You can change that "-y" to a "-Y", but with my Dell Latitude L400 that

means it will never wake up, and I have to reboot.

However I am having HUGE problems getting this to work. In fact,

all it does, is suspend the disk(to tease me I presume), and spins

it up again. This drove me mad, so I:

Turned of swap

Killed all programs (even X)

Stopped system loggers

sync'ed

...but still no go!? I am puzzeled. APM works, but only with --suspend, --standby does NOTHING.

Also, ACPI prevents the systems from using the CPU fan, and my system crashes. And the i8k modules don't work. Help?  :winkl:

----------

## chadh

I haven't played with this, but I have seen hints other places.  The problem is that all the various daemons/system processes that are running are writing to your syslogs, which of course require the disk to be spun up.  Try googling around, and I bet you can find a list of suggestions to decrease log activity (or at least buffer it).

----------

## helmers

Umh, I am 100% certain I have NO junk running. Just booting, logging in as root, killing ALL deamons.

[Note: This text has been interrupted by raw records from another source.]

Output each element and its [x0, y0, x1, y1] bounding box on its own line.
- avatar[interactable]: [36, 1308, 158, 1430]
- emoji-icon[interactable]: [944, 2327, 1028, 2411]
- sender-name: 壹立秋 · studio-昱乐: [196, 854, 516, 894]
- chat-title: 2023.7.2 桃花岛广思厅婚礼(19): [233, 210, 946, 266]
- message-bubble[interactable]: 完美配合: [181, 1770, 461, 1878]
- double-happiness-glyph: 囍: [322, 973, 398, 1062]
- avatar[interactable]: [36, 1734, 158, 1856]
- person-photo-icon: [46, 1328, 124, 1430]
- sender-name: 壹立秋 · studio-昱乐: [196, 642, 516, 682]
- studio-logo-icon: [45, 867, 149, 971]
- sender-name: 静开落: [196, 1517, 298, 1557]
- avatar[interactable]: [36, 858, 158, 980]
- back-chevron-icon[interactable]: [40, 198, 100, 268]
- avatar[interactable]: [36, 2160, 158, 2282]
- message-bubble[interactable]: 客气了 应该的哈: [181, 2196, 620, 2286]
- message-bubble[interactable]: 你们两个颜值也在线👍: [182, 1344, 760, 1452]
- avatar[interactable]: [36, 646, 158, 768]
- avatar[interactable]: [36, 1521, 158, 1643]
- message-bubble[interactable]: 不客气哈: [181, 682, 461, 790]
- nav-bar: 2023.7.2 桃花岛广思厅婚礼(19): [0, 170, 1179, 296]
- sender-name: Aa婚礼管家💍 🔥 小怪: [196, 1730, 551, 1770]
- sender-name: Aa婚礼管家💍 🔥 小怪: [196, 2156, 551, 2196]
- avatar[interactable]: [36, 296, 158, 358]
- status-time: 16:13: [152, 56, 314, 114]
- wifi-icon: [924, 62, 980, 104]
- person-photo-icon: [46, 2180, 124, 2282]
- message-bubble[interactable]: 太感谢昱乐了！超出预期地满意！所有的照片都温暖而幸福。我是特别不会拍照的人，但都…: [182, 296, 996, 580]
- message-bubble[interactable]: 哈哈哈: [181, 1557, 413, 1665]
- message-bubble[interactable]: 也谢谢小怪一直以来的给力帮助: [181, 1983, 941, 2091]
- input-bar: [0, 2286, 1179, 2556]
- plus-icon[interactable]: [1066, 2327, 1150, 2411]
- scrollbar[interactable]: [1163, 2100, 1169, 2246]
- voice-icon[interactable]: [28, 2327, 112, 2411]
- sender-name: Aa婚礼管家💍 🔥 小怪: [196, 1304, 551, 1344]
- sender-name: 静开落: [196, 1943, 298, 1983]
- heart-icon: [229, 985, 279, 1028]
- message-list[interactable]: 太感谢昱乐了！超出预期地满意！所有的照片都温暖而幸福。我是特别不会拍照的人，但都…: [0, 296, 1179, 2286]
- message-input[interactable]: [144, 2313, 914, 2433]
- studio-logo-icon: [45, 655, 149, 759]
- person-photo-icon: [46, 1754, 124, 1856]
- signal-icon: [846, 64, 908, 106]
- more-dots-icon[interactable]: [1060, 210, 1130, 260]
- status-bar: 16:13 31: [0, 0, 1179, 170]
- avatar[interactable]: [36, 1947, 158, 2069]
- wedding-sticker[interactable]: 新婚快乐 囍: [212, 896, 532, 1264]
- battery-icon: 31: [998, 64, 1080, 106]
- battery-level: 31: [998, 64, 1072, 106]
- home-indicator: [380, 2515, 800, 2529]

The only thing I haven't done is unmount all filesystems.  :Rolling Eyes: 

However, if I don't log in, it auto-suspends after the selected amount of minutes (5) in my local.start script. That makes zero sense to me.

On a side note, it suspends just fine with Windows XP, and I haven't done anything to make it stop writing to disk there (I.E. event logger). It looks like the filesystem deamons (ext3) or bash is being evil.

Is this a kernel issue? Could someone with a laptop tell me if their disks suspend? Because I really could use the extra silence + added battery life...  :Wink: 

--

Regards,

Helmers

----------

## helmers

Ha! I've got it!

I use slackware on the laptop  :Embarassed: , because I don't like compiling all that much, but anyways, all you need is the "noatime" flag in your /etc/fstab!

I believe gentoo uses it by "default"; at least the entries in the fstab file was that way when I looked at it, but it slackware it's set to "default".

Regardless, my hd now STFU whenever I want it to  :Wink: 

--

Regards,

Helmers

----------

## crevette

And how can I do to suspend HD after 10 Minutes (Or 1 Hours).

did I have to do a script?

----------